Ceridian wanted—in fact, needed—something it could get up and running quickly, Rafferty says. “There are Cadillac, midrange, and speed-boat systems,” he explains—mixing a few metaphors in the process. “You hear stories about implementations [dragging on] for years.” Siebel, he says, was too onerous from a budgetary standpoint; Best’s SalesLogix, on the other hand, was simple and straightforward, but didn’t offer the full range of functionality the firm needed.

Ceridian ultimately found Pivotal CRM to have the best combination of features, functions, and price. The firm signed on for 600 installed seats, but rolled out in phases over the course of nine months. First up was the human resources and payroll group that handled all 30 of Ceridian’s locations. After migrating the databases and launching the training programs for that unit, additional business groups were brought on—the time-and-attendance people, the benefits salespeople, and then the 401(k) agents.

Ceridian saw results immediately. “Picture this: You’ve got six or seven sales forces and they are all aggressive,” Rafferty says. Arguments would break out among salespeople because the person credited with the first sale got the commisions for referrals to any secondary business unit. “Pivotal became the only beacon of truth you could lean on,” he says.
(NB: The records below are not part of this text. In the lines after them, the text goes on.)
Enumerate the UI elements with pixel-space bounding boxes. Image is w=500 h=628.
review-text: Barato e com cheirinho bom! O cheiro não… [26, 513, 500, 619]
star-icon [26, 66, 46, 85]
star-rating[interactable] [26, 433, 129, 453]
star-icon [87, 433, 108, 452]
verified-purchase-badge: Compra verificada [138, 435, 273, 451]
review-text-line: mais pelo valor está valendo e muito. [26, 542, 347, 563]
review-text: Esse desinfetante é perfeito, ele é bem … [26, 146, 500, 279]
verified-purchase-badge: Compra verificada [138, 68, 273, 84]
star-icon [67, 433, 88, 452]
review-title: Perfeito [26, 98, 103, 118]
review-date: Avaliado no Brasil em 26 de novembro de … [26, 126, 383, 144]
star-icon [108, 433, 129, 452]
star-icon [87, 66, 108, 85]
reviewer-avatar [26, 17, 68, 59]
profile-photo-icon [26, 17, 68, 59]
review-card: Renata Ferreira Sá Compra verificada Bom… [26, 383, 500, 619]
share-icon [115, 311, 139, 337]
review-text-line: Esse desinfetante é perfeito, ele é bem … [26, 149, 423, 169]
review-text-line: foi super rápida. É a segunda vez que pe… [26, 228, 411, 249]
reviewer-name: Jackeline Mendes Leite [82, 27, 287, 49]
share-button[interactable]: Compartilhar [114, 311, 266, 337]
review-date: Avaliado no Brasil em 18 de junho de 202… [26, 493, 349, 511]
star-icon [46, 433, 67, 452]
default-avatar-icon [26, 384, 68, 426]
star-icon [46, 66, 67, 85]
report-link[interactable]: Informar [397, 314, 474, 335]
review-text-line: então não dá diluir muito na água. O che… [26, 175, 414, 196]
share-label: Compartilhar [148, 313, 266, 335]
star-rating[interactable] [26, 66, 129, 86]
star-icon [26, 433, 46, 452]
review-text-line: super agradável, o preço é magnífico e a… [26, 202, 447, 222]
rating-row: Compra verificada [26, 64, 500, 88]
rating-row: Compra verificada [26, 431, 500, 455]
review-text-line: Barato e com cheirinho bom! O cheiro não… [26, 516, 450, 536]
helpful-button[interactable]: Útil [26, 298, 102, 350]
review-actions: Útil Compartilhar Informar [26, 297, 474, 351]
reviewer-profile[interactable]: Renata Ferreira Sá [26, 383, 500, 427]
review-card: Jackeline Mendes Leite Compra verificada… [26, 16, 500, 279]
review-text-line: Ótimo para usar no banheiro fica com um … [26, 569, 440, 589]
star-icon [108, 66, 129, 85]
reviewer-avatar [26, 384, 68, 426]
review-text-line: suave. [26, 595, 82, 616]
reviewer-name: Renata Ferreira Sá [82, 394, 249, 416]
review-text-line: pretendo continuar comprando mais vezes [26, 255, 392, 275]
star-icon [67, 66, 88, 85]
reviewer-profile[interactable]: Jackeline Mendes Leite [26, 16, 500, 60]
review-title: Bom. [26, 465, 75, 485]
The system became Ceridian’s de facto tie-breaker, and the company took on a new mantra: If an event’s not recorded in Pivotal, it didn’t happen.

Not only did the digital documentation help managers track salespeople’s performance, but it also helped the company hold onto its sales information. In the past, a departing rep might take her leads with her, but Pivotal eliminated that risk.
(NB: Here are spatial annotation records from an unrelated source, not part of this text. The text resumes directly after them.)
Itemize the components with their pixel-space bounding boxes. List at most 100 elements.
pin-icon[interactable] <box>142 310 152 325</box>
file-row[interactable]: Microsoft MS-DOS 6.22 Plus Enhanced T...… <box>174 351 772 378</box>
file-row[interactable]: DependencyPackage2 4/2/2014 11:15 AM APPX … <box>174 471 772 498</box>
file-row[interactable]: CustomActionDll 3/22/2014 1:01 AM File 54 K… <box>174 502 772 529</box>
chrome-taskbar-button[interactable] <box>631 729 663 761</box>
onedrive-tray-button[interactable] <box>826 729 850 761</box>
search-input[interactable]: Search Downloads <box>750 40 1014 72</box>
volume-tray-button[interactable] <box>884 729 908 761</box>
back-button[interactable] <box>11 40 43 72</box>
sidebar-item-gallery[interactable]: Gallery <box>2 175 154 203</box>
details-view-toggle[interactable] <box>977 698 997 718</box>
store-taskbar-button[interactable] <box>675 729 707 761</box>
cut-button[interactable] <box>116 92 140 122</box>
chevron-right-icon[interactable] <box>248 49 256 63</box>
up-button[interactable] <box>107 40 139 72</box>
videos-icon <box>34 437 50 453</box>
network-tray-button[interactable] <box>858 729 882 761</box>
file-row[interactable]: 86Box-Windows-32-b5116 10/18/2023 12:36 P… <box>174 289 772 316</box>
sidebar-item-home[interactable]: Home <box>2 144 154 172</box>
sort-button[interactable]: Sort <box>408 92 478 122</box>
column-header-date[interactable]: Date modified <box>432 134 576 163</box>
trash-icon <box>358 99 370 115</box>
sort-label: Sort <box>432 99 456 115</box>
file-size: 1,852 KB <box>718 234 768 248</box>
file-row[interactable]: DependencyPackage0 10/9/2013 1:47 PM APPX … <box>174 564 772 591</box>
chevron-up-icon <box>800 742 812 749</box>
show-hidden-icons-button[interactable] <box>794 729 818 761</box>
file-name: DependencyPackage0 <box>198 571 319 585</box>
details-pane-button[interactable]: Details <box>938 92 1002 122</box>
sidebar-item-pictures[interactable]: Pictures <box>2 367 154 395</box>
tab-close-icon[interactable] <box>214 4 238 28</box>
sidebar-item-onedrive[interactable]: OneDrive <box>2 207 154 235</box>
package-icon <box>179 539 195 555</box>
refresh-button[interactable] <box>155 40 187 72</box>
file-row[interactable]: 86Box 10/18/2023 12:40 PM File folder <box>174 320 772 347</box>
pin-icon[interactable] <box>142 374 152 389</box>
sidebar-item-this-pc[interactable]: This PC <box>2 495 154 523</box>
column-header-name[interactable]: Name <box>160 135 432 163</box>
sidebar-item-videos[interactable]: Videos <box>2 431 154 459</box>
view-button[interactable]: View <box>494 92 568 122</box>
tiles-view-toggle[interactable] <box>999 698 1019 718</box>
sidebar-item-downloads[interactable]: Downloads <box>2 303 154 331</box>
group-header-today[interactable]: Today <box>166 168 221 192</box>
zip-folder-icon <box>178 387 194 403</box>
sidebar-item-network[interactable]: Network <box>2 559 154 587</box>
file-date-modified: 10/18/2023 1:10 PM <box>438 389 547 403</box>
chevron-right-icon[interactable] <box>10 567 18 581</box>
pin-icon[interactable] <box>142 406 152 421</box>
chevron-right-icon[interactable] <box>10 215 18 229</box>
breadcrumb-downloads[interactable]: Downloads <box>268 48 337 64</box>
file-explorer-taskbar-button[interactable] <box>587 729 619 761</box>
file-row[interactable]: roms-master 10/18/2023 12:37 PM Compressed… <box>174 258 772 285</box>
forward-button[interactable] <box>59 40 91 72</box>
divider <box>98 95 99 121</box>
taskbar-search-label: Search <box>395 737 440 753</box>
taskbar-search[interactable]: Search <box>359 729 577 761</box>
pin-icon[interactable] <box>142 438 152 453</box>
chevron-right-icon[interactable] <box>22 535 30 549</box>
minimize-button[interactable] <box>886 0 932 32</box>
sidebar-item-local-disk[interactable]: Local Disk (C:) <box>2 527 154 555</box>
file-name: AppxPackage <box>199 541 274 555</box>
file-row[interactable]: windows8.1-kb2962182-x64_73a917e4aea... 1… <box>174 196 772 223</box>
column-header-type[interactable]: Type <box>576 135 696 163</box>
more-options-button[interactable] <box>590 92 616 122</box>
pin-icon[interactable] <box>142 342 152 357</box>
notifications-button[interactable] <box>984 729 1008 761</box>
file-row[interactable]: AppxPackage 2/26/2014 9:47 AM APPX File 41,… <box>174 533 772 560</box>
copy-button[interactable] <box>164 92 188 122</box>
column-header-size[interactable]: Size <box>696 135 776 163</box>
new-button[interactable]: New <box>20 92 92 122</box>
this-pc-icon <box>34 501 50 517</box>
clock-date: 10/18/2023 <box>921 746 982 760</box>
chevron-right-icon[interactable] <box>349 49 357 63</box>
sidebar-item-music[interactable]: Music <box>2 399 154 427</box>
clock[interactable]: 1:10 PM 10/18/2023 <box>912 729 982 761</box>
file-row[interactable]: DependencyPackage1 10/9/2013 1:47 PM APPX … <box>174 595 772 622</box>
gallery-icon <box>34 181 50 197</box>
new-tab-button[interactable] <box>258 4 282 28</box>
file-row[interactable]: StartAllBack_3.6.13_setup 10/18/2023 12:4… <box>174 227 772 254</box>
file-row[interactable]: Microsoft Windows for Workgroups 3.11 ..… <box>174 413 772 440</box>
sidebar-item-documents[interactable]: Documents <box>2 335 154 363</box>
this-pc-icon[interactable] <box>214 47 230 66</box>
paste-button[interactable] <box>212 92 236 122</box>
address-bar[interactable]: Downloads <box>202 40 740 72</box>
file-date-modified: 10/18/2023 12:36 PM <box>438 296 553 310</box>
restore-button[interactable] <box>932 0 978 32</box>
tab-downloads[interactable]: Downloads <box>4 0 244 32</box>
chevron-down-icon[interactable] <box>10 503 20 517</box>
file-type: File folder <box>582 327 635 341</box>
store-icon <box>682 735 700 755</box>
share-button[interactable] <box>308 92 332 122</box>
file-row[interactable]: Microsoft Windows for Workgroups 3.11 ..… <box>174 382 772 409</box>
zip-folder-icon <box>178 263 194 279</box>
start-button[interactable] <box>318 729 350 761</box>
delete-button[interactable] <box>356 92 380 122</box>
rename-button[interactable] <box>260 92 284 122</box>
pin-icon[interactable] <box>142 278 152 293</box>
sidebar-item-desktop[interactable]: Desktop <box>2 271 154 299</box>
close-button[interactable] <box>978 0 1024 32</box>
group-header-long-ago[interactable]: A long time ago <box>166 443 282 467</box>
Adoption went swimmingly, which Rafferty attributes to top-level support: “If senior management is steadfast, then pushback isn’t tolerated—they say 80 percent of adoptions fail because management isn’t steadfast enough.” As a result of the penetration, Pivotal became the backbone for metrics. The company began implementing “cascading goals” throughout the enterprise: Everyone from the c-suite to the front line now has five measurable goals tied to performance. Three of the goals are generally pulled straight from Pivotal analytics, Rafferty says. “If people make their goals, chances are the company will do okay.”

Many factors contributed to Ceridian’s five-year, double-digit growth, but Rafferty says being able to run consistent campaigns helped with customer acquisition. With Pivotal, Ceridian can apply intelligence to its customer records and better target its direct-mail campaigns.

“For a large company, there’s a lot to get tangled up in,” Rafferty says. “Working in a corporate structure, you spend a lot of time doing things that aren’t adding profit or value to a customer.” However, he stresses the impact CRM can have. “CRM is, in a way, a means to an end,” he says. “And it keeps getting better.”


Company: Ceridian

Founded: Spun off in 1992 from Control Data Corp. (which was founded in 1957)

Industry: Professional Services; Outsourcing

Original CRM Implementation: Late 2000

Go-Live Date: 2001

Any Subsequent Updates: Rollout of customer service solution in 2003


Since implementing Pivotal CRM in 2001, Ceridian has:

  • united a host of formerly disparate branches and sales teams onto one platform;
  • found a “beacon of truth” to avoid conflict in the enterprise;
  • enjoyed double-digit growth;
  • applied analytics and intelligence to formerly lifeless contact records;
  • improved its sales performance management efforts; and
  • provided evidence of the value in CRM of a project-steering team, management buy-in, and analytics.